Meselenin başka bir yönü ise hadislere yönelik eleştirilerdeki tutarsızlıklardı. Rivayeti bu kadar başarısız bir aktarım yöntemi saymak ve insanların hakikati sürekli tahrif edeceğini ve hatta istismar edeceğini düşünmek gerçekçi değildir. Neden insanlar hakikati sürekli tahrif etsin ki? Bütün insanlar böyleyse metni şimdi okuyan zihin de 'istismar' ve tahrife devam ediyor demektir. İmam Gazali hakikati arama yöntemleri üzerinde konuşurken şöyle der: 'Herkes yanılmış olamaz ki?' Hadise ve din bilimleri geleneğine yönelik kuşkuculuğun en zayıf halkası burada ortaya çıkıyor: Birileri sürekli yanıltmak, tahrif etmek için tetikte bekliyor düşüncesi bir tür paranoyaya dönüşüyor.

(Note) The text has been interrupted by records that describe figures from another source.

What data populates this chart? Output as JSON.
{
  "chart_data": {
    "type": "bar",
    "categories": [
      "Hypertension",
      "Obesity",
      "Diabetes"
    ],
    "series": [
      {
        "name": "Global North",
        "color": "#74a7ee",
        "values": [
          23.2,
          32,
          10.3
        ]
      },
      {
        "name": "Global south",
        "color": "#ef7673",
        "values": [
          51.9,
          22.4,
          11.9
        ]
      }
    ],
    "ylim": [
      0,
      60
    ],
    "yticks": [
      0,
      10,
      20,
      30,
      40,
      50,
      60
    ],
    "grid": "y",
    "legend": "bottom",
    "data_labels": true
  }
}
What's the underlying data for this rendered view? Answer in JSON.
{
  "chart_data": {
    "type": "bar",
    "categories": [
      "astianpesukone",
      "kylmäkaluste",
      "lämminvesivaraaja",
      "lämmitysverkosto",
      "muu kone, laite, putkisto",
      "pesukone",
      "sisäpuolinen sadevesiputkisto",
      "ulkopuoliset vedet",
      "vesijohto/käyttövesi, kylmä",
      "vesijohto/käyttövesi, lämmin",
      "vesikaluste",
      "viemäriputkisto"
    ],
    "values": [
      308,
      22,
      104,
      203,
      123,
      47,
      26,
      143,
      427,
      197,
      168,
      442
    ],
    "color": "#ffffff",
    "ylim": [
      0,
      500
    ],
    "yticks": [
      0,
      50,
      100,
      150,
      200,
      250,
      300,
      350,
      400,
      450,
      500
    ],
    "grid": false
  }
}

Aslında sorun hadislerin sıhhati meselesinde odaklanmak yerine hadisin yorumunda odaklanmalıydı. Bu sorun gerçek ve bilimsel bir sorundur; din bilimlerinin ortaya çıkışındaki ikinci büyük mesele hadisin anlamı ve yorumu sorunudur. Günümüzde kısmen unutulmuş olsa bile, fıkıh ve hadis arasında ciddi tartışmalar olmuş, ehl-i hadis ve ehl-i rey (akılcılar) ayrışmalar, dini düşüncedeki en ciddi kırılma alanı olmuştu. Günümüzde Kuran-ı Kerim ve hadis üzerinden yapılan tartışmalara bakınca iki ciddi sorun görmek mümkün: Birincisi hadisi ve sünneti savunanların hamaseti ana sorunu kavramayı göz ardı ediyor. Günümüzde mesele doğru ortaya konulmamış olsa bile, ana mesele hadisin sıhhat veya zafiyeti meselesi değil, yorum ve delalet sorunudur. İkinci mesele ise Kuran-ı Kerim'den hareket edenler kitabın 'açık' olduğunu söylüyor fakat bunu izah edemiyorlar. Nasıl oluyor da 'açık' ve anlaşılır kitabı savunurken tekrar 'mealci ulema' sınıfı ortaya çıkabiliyor? Kuran-ı Kerim tek başına anlaşılır mı anlaşılmaz mı? Sorunun cevabını henüz veremediler.